Monday, July 27, 2009

From the left side of our bed....

From the left side of our bed, which sits closer to the door, I can smell the aroma of the italian sausages cooking in the kitchen.... I can hear the faint clanking sounds of cupboards closing, the oven buttons beeping, the air conditioner roaring.... I can hear the soft breaths of my little man, interrupted every now again with little coos.... It's amazing how long you can sit and stare at a newborn baby, who really never changes what he does, but somehow manages to keep your eyes locked on him the entire day.... Hours at a time.... Your eyes glued to his every move, blink, coo, movement, smile, frown, squirm.... Life is amazing!!!!


You know, its amazing what got us up to this point.... I precisely remember the night we decided we wanted to add to our family.... It's not something you really want to talk about, because the second you mention "we started trying," you probably immediately get the image of 2 people doing it.... Which, I'm sure, is not an image you want to think about.... Soooo anyway.... As I was saying.... I precisely remember the night we decided we wanted to add to our little family.... I remember that night and the 4 weeks that followed.... And the first positive pregnancy test we had before I had even skipped a period. (Again, probably not another though you'd care to hear) shift your thoughts, would ya?
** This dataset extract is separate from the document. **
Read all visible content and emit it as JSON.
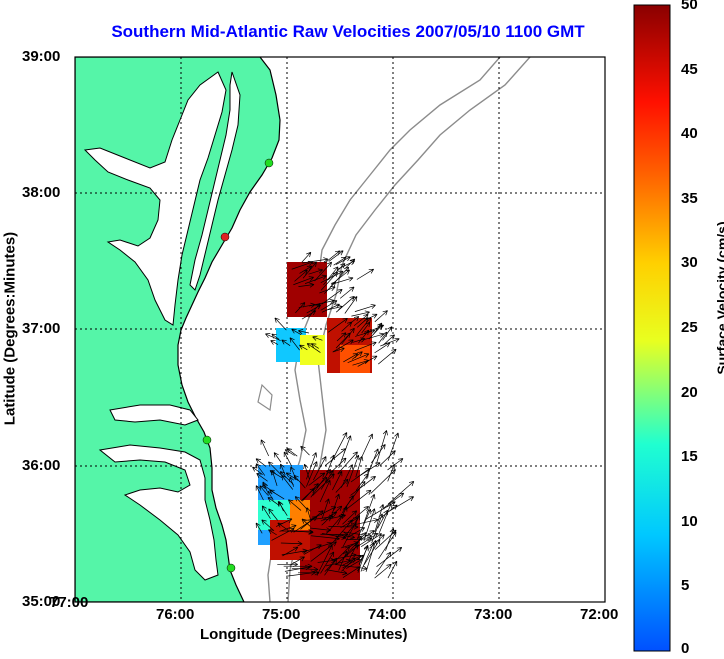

We are talking about LIFE here!!!! We are talking about this funky little sea monkey 2 inch creature, that somehow magically turned into a beautiful, BEAUTIFUL baby boy!!!!



I hear Jason's voice in the living room, exchanging words with Michelle (my sister).... When I hear his voice, and his laugh, it brings tears to my eyes.... Besides the fact that I'm a raging hormonal, milk producing machine, I'd also like to give the very truthful credit where it's deserved. I love that man! More than I ever believed it to be possible.... More than I ever believed you could love another human being.... I love him that much!!!! I can't imagine the thought or a day without him. I can't imagine my life without him, and not just because you grow used to someone, but because you genuinely LOVE, adore, appreciate, and enjoy their company....
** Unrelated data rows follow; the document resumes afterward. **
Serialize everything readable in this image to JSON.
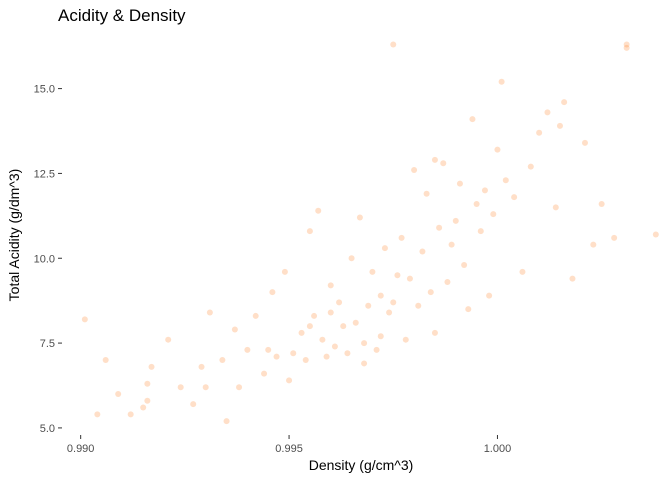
{
  "chart_data": {
    "type": "scatter",
    "title": "Acidity & Density",
    "xlabel": "Density (g/cm^3)",
    "ylabel": "Total Acidity (g/dm^3)",
    "xlim": [
      0.9896,
      1.0039
    ],
    "ylim": [
      4.85,
      16.55
    ],
    "xticks": [
      0.99,
      0.995,
      1.0
    ],
    "xtick_labels": [
      "0.990",
      "0.995",
      "1.000"
    ],
    "yticks": [
      5.0,
      7.5,
      10.0,
      12.5,
      15.0
    ],
    "ytick_labels": [
      "5.0",
      "7.5",
      "10.0",
      "12.5",
      "15.0"
    ],
    "grid": false,
    "legend": "none",
    "point_color": "#ff7f24",
    "point_opacity": 0.25,
    "series": [
      {
        "x": [
          0.9901,
          0.9904,
          0.9906,
          0.9909,
          0.9912,
          0.9915,
          0.9916,
          0.9916,
          0.9917,
          0.9921,
          0.9924,
          0.9927,
          0.9929,
          0.9931,
          0.9934,
          0.9935,
          0.9937,
          0.9938,
          0.994,
          0.9942,
          0.9944,
          0.9946,
          0.9947,
          0.9949,
          0.995,
          0.9951,
          0.9953,
          0.9954,
          0.9955,
          0.9956,
          0.9957,
          0.9958,
          0.9959,
          0.996,
          0.9961,
          0.9962,
          0.9963,
          0.9964,
          0.9965,
          0.9966,
          0.9967,
          0.9968,
          0.9969,
          0.997,
          0.9971,
          0.9972,
          0.9973,
          0.9974,
          0.9975,
          0.9976,
          0.9977,
          0.9978,
          0.9979,
          0.998,
          0.9981,
          0.9982,
          0.9983,
          0.9984,
          0.9985,
          0.9986,
          0.9987,
          0.9988,
          0.9989,
          0.999,
          0.9991,
          0.9992,
          0.9993,
          0.9994,
          0.9995,
          0.9996,
          0.9997,
          0.9998,
          0.9999,
          1.0,
          1.0001,
          1.0002,
          1.0004,
          1.0006,
          1.0008,
          1.001,
          1.0012,
          1.0014,
          1.0016,
          1.0018,
          1.0021,
          1.0023,
          1.0025,
          1.0028,
          1.0031,
          1.0031,
          1.0038,
          0.9975,
          0.9985,
          1.0015,
          0.993,
          0.9945,
          0.996,
          0.9972,
          0.9968,
          0.9955
        ],
        "y": [
          8.2,
          5.4,
          7.0,
          6.0,
          5.4,
          5.6,
          6.3,
          5.8,
          6.8,
          7.6,
          6.2,
          5.7,
          6.8,
          8.4,
          7.0,
          5.2,
          7.9,
          6.2,
          7.3,
          8.3,
          6.6,
          9.0,
          7.1,
          9.6,
          6.4,
          7.2,
          7.8,
          7.0,
          10.8,
          8.3,
          11.4,
          7.6,
          7.1,
          9.2,
          7.4,
          8.7,
          8.0,
          7.2,
          10.0,
          8.1,
          11.2,
          7.5,
          8.6,
          9.6,
          7.3,
          8.9,
          10.3,
          8.4,
          8.7,
          9.5,
          10.6,
          7.6,
          9.4,
          12.6,
          8.6,
          10.2,
          11.9,
          9.0,
          7.8,
          10.9,
          12.8,
          9.3,
          10.4,
          11.1,
          12.2,
          9.8,
          8.5,
          14.1,
          11.6,
          10.8,
          12.0,
          8.9,
          11.3,
          13.2,
          15.2,
          12.3,
          11.8,
          9.6,
          12.7,
          13.7,
          14.3,
          11.5,
          14.6,
          9.4,
          13.4,
          10.4,
          11.6,
          10.6,
          16.2,
          16.3,
          10.7,
          16.3,
          12.9,
          13.9,
          6.2,
          7.3,
          8.4,
          7.7,
          6.9,
          8.0
        ]
      }
    ]
  }
}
You know, I never wanted to be in a compromised position with my health, but this pregnancy was a trying time for us.... Even now.... I shower on a 2 step, step stool with a towel under me.... Every single day, he helps me undress and step into the shower, washes my back and holds the showerhead almost the entire time to make sure all of me is kept warm.... Stepping out of the shower is sometimes terribly painful, but his hands are there every time.... With 2 towels, ready to dry me off, and dress me.... It's a very humbling feeling, standing there cold and naked with a much less than attractive body and a scar across your stomach covered in small clear tape strips, in front of your husband, who found you so amazingly attractive before.... It's a humbling feeling holding onto his shoulders as he dries my legs and feet, (with soft litle kisses on my knees) telling me how much he loves me and how strong I am.... How strong IIII am??? I think HE'S the strong one!!! My eyes have filled with tears on so many occasions, including this one right now, because of the undying love we continue to share.... Our vows replay over and over in my head.... When I stood there looking into his eyes, and feeling every single word I was saying to him with all of my heart.... "In sickness and in health...." He meant it, just as much as I did.... We made this decision to bring this amazingly beautiful little boy into this world, without all the thoughts and expectations of a difficult pregnancy and even harder recovery.... But our vows and equal commitment to see it through, is exactly why I can't imagine being any other place than right where I am now.... Right here.... On the left side of our bed.... Listening to coos, soft breaths, smelling italian sausages, hearing his voice and his laugh in the distance.... Jason Raymond King, I hope you know you alone are reason enough to fight through anything that comes our way.... You and our "babies" are every single reason why I will never give up on anything in life!!!!